Programmable 4D Data-Mover User Guide - 2023.2 English

Vitis Libraries

Release Date
2023-12-20
Version
2023.2 English

All Data-Mover designs are “codeless” that user need to create the OpenCL kernels by simply calling the Kernel Generator with a JSON description and ROM content (if needed) as text file.

Kernel Generator consists of:

  • Kernel templates (in Jinja2), which can be instantiated through configurations from JSON
  • Data converter to transform the user provided texture ROM content into usable initialization file
  • Python script to automate the kernel generation from JSON to HLS C++ OpenCL kernel, which is L2/scripts/internal/generate_kernels.py.

Attention

Generated kernels are not self-contained source code, they would reference low-level block implementation headers in L1/include folder.
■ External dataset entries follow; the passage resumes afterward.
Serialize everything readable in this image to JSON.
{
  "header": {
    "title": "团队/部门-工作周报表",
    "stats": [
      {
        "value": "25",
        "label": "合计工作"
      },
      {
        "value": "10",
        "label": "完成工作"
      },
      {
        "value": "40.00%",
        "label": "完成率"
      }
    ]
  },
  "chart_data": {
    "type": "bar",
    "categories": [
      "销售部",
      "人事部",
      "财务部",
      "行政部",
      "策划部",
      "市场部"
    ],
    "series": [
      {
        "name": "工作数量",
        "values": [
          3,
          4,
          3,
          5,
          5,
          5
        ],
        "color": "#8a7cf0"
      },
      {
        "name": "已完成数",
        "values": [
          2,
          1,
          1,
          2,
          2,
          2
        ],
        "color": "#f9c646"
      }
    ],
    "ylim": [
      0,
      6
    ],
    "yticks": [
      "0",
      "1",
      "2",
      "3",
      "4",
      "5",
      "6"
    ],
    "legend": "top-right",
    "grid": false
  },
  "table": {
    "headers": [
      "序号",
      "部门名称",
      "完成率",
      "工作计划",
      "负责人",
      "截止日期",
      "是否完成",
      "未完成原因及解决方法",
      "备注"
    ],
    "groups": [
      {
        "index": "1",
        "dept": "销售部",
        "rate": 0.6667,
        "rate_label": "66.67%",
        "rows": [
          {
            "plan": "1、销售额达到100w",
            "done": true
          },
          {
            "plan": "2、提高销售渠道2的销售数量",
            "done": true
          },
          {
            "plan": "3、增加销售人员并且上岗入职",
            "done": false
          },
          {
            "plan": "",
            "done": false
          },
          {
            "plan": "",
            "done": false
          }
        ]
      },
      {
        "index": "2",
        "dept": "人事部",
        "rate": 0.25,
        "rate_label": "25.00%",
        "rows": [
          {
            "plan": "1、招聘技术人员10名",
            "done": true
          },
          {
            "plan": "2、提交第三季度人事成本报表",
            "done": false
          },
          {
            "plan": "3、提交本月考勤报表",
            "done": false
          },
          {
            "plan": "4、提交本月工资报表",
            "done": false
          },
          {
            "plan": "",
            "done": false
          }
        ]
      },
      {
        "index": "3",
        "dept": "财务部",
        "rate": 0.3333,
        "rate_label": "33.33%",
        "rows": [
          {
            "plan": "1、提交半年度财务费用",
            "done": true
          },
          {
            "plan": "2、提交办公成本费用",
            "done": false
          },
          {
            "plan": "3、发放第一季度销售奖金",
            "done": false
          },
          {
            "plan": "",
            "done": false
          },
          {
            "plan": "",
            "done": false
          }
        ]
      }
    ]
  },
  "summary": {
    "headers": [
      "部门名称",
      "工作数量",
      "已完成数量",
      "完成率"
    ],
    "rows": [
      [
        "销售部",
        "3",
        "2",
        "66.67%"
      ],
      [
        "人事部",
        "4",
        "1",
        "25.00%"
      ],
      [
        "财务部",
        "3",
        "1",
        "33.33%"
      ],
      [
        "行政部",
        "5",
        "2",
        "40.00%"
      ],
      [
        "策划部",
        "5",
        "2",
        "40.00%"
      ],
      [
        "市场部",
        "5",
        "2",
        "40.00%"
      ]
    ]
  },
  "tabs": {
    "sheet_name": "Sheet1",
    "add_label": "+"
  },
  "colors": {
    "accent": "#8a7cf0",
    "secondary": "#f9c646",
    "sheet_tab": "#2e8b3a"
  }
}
Ensure that folder is passed to Vitis compiler as header search path when compiling project using generated PL kernels.

Feature

AIE application often need to deal with multi-dimension data. The mostly common cases are that AIE application need to select and read/write a regularly distributed sub-set from multi-dimensional array. Because multi-dimension array has to be stored in linear addressing memory space, such sub-set is rarely a contiguous block in memory but always a lot of data segment. It’s not convenient for user to implement logic to calculate all segments’ address and size and not efficient for AIE to do so.

Programmable 4D Data-Mover includes:

  • Concise descriptor design that use 9x64bits to fully describe access on 4-dimension (and low-dimension) data.
  • Template kernel design that can read multiple descriptor and accomplish the defined access pattern one by one.

Descriptor Design

Descriptor design is the most important part of Programmable 4D Data-Mover. It defines:

  • How 4-dimension data mapped to linear address
  • Where to find the sub-set to access
  • What’s the dimension of sub-set
  • How to serialize the sub-set

To store 4D array A[W][Z][Y][X] in memory, it has to be mapped into linear address space which will certainly lead to addressing like &A[w][z][y][x] = bias + w * (Z*Y*X) + z * (Y*X) + y * (X) + x. In such condition, adjacent elements in 4D array will have const strid. Then 9 parameters { bias (address of first element), X, X_stride, Y, Y_stride, Z, Z_stride, W, W_stride } will be enough to define the 4D array in memory.

  • &A[w][z][y][x+1] – &A[w][z][y][x] = 1 (X_stride)
  • &A[w][z][y+1][x] – &A[w][z][y][x] = X (Y_stride)
  • &A[w][z+1][y][x] – &A[w][z][y][x] = X * Y (Z_stride)
  • &A[w+1][z][y][x] – &A[w][z][y][x] = X * Y * Z (W_stride)

Since Programmable 4D Data Mover need to write to / read from AXI stream, it also needs to define how to serialize 4D array. We define ap_int<64> cfg[9] as descriptor to define one access:

  • cfg[0]: bias (address of 4D array’s first element in memory)
  • cfg[1], cfg[2]: stride of first accessed dimension, size of first accessed dimension
  • cfg[3], cfg[4]: stride of second accessed dimension, size of second accessed dimension
  • cfg[5], cfg[6]: stride of third accessed dimension, size of third accessed dimension
  • cfg[7], cfg[8]: stride of fourth accessed dimension, size of fourth accessed dimension

With the descriptor above, Programmable 4D Data Mover will serialize the read/write as pseudo-code below (take read as example): Programmable 4D Data Mover will load one or multiple descriptors from a descriptor buffer. The descriptor buffer begins with a 64bits num which indicate how many descriptors are there in the buffer. Then num will be followed by one or multiple 9x64bits descriptors, all compact stored. It will start parsing the first descriptor, finish the access, then parse and finish the next descriptor. It will keep the processing until it finishes all descriptors.

for(ap_int<64> d4 = 0; d4 < cfg[8]; d4++) {
    for(ap_int<64> d3 = 0; d3 < cfg[6]; d3++) {
        for(ap_int<64> d2 = 0; d2 < cfg[4]; d2++) {
            for(ap_int<64> d1 = 0; d1 < cfg[2]; d1++) {
                elem_address = cfg[0] + d4 * cfg[7] + d3 * cfg[5] + d2 * cfg[3] + d1 * cfg[1];
                data_to_be_read = data[elem_address];
            }
        }
    }
}

Kernel Design

Programmable 4D Data Movers are templated design to access elements of 32 / 64 / 128 / 256 / 512 bits width. They have standalone AXI master port to access descriptor buffer. AXI master to access descriptors are configured to be 64 bits wide. Other AXI master and AXI stream port are configured to be same width of data elements. AXI master ports share the same “latency” “outstanding” “burst length” setup, and they should be the same with the pragma setup in kernels that wrap up the data mover. They share the same kernel generator and JSON spec, please take reference from example below.